The stakes couldn’t be higher. This Select Committee was the venue both James and his father, Rupert, were forced to attend when the news of the hacking of murdered teenager Milly Dowler turned the long-running allegations against the now-shuttered News of the World into a national scandal.
The report has been delayed because of the extraordinary number of arrests—now more than 40—in subsequent investigations into alleged police bribes and phone hacking. Britain’s attorney general has been called in to advise the committee on how to avoid contempt of court proceedings for those who have been arrested. This includes News International’s CEO, Rebekah Brooks, who faces three possible charges, among them conspiracy to pervert the course of justice. The committee’s report has to be careful not to prejudice any pending criminal trials and therefore must avoid commenting on any related issues.

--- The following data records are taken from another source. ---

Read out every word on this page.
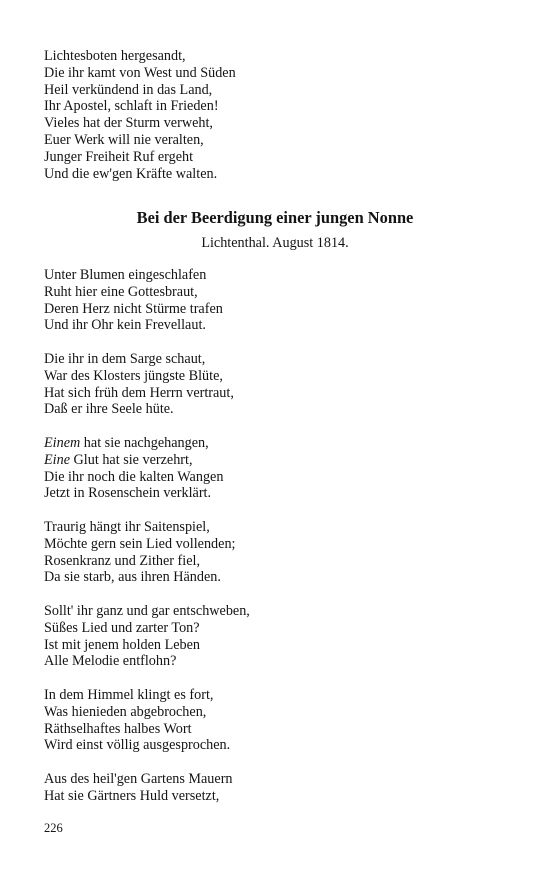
Lichtesboten hergesandt,
Die ihr kamt von West und Süden
Heil verkündend in das Land,
Ihr Apostel, schlaft in Frieden!
Vieles hat der Sturm verweht,
Euer Werk will nie veralten,
Junger Freiheit Ruf ergeht
Und die ew'gen Kräfte walten.
Bei der Beerdigung einer jungen Nonne
Lichtenthal. August 1814.
Unter Blumen eingeschlafen
Ruht hier eine Gottesbraut,
Deren Herz nicht Stürme trafen
Und ihr Ohr kein Frevellaut.
Die ihr in dem Sarge schaut,
War des Klosters jüngste Blüte,
Hat sich früh dem Herrn vertraut,
Daß er ihre Seele hüte.
Einem hat sie nachgehangen,
Eine Glut hat sie verzehrt,
Die ihr noch die kalten Wangen
Jetzt in Rosenschein verklärt.
Traurig hängt ihr Saitenspiel,
Möchte gern sein Lied vollenden;
Rosenkranz und Zither fiel,
Da sie starb, aus ihren Händen.
Sollt' ihr ganz und gar entschweben,
Süßes Lied und zarter Ton?
Ist mit jenem holden Leben
Alle Melodie entflohn?
In dem Himmel klingt es fort,
Was hienieden abgebrochen,
Räthselhaftes halbes Wort
Wird einst völlig ausgesprochen.
Aus des heil'gen Gartens Mauern
Hat sie Gärtners Huld versetzt,
226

It is widely believed the focus of the report will be on Brooks’s immediate boss, James Murdoch, who was News Corp. head of Europe at the time, and his much-debated claim that he knew nothing about the extent of phone hacking, even though in 2008 he authorized a $2 million payout to one of the earliest victims, Gordon Taylor, head of the soccer-players association. This was more than 20 times any previous British court settlement for invasion of privacy. During his Leveson testimony, Rupert Murdoch called the amount “incredible.”

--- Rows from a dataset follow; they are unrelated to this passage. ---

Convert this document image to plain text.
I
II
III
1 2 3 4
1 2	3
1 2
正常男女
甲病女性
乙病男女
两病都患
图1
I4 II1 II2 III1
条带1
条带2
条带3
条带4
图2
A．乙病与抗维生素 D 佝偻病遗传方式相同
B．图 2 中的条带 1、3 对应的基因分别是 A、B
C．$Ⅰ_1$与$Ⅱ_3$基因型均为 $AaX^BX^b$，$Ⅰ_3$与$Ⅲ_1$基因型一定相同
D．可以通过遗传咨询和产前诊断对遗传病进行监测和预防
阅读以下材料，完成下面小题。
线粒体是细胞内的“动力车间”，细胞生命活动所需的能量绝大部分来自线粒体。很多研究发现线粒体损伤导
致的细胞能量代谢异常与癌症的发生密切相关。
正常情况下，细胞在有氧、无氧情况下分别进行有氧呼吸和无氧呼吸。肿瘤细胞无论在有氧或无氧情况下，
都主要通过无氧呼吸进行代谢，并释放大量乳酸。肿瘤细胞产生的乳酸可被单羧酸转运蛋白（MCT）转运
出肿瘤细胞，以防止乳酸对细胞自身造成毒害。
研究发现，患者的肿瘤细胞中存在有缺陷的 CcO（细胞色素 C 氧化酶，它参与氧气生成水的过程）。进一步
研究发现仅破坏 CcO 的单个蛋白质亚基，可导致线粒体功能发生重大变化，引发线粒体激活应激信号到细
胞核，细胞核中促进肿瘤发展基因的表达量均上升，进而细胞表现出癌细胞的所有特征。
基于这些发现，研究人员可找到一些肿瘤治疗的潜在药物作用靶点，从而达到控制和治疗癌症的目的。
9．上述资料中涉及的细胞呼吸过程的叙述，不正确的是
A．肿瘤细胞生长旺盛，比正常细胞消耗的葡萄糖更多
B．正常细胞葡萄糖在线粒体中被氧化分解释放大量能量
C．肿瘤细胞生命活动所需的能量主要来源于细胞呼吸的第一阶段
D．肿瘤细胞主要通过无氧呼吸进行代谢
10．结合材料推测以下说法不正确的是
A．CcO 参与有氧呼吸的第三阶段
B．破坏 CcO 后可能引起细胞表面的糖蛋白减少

James Murdoch’s senior in-house lawyer, Tom Crone, and News of the World editor Colin Myler, recommended settling at this extraordinary level because legal disclosure had uncovered a document, the now-famous “For Neville” email, which indicated phone hacking had been rife at the Sunday tabloid. They insist they told James Murdoch at the meeting in May, and earlier this year an email chain surfaced during police searches that confirmed he had been briefed on the problem.

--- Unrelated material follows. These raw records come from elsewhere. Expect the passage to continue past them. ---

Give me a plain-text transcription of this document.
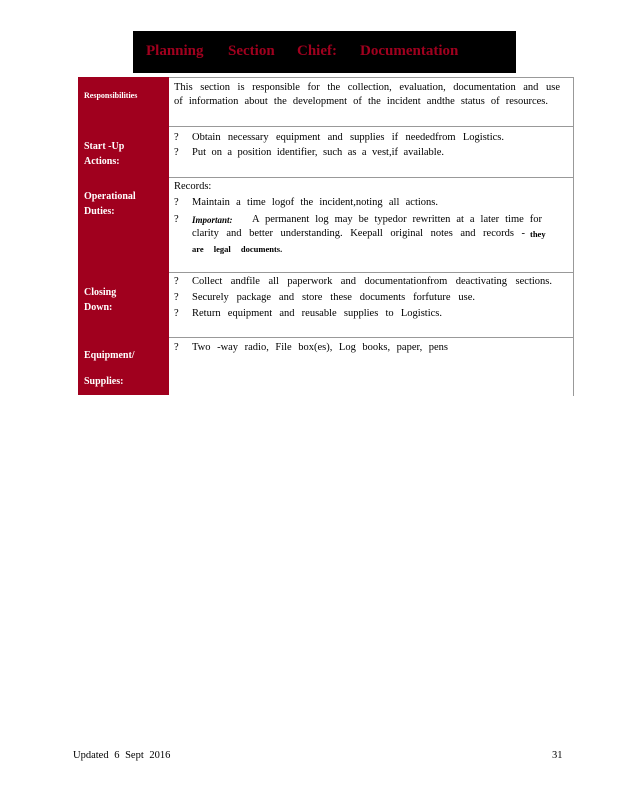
Planning Section Chief: Documentation
Responsibilities
Start -Up
Actions:
Operational
Duties:
Closing
Down:
Equipment/
Supplies:
This section is responsible for the collection, evaluation, documentation and use
of information about the development of the incident andthe status of resources.
? Obtain necessary equipment and supplies if neededfrom Logistics.
? Put on a position identifier, such as a vest,if available.
Records:
? Maintain a time logof the incident,noting all actions.
? Important: A permanent log may be typedor rewritten at a later time for
clarity and better understanding. Keepall original notes and records - they
are legal documents.
? Collect andfile all paperwork and documentationfrom deactivating sections.
? Securely package and store these documents forfuture use.
? Return equipment and reusable supplies to Logistics.
? Two -way radio, File box(es), Log books, paper, pens
Updated 6 Sept 2016	31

Appearing before the committee last November and again before the Leveson Inquiry last week, James Murdoch said he hadn’t read to the bottom of the email chain, sent to him over a weekend, because he was with his kids. Mark Lewis, a Manchester lawyer who pursued the early phone-hacking settlements, has said of Murdoch’s version of events: “Having to choose between incompetence and criminal cover-up, it’s understandable James chose incompetence.”
There is likely to be no good conclusion to this for James Murdoch either way. Despite a four-page unprompted letter apologizing to the committee for his oversight, his account of events directly contradicts those of Myler and Crone.
What will be key about the DCMS report is if it suggests that some kind of corporate cover-up of phone hacking has taken place and how far up the management tree it might go. In a previous report the committee accused New International executives of “collective amnesia”; the language Tuesday could be a lot stronger. If James Murdoch is accused of lying to Parliament, remaining as an executive board member of BSkyB, his last major directorship in the U.K., would be difficult. Such an accusation also could be a factor in the ongoing Operation Apple investigation by the regulator, Ofcom, which could force News Corp. to divest some of its holdings in the broadcaster if senior management fails a “fit and proper” person test.
The committee is evenly split politically, with an equal number Labour and Conservative members, with the Liberal Democrats holding the deciding vote. There are believed to be a range of viewpoints on the committee, but in one of the most high-profile parliamentary hearings in recent years, a minority report is thought to be unlikely. And though it was recently disclosed that News Corp. met with some of the committee members, the recent antagonism of Rupert Murdoch toward David Cameron is unlikely to play well with the committee’s Conservative members, who might be expected to be supportive of News International.
The report will be released to the public at 6:30 a.m. Eastern Time on Tuesday.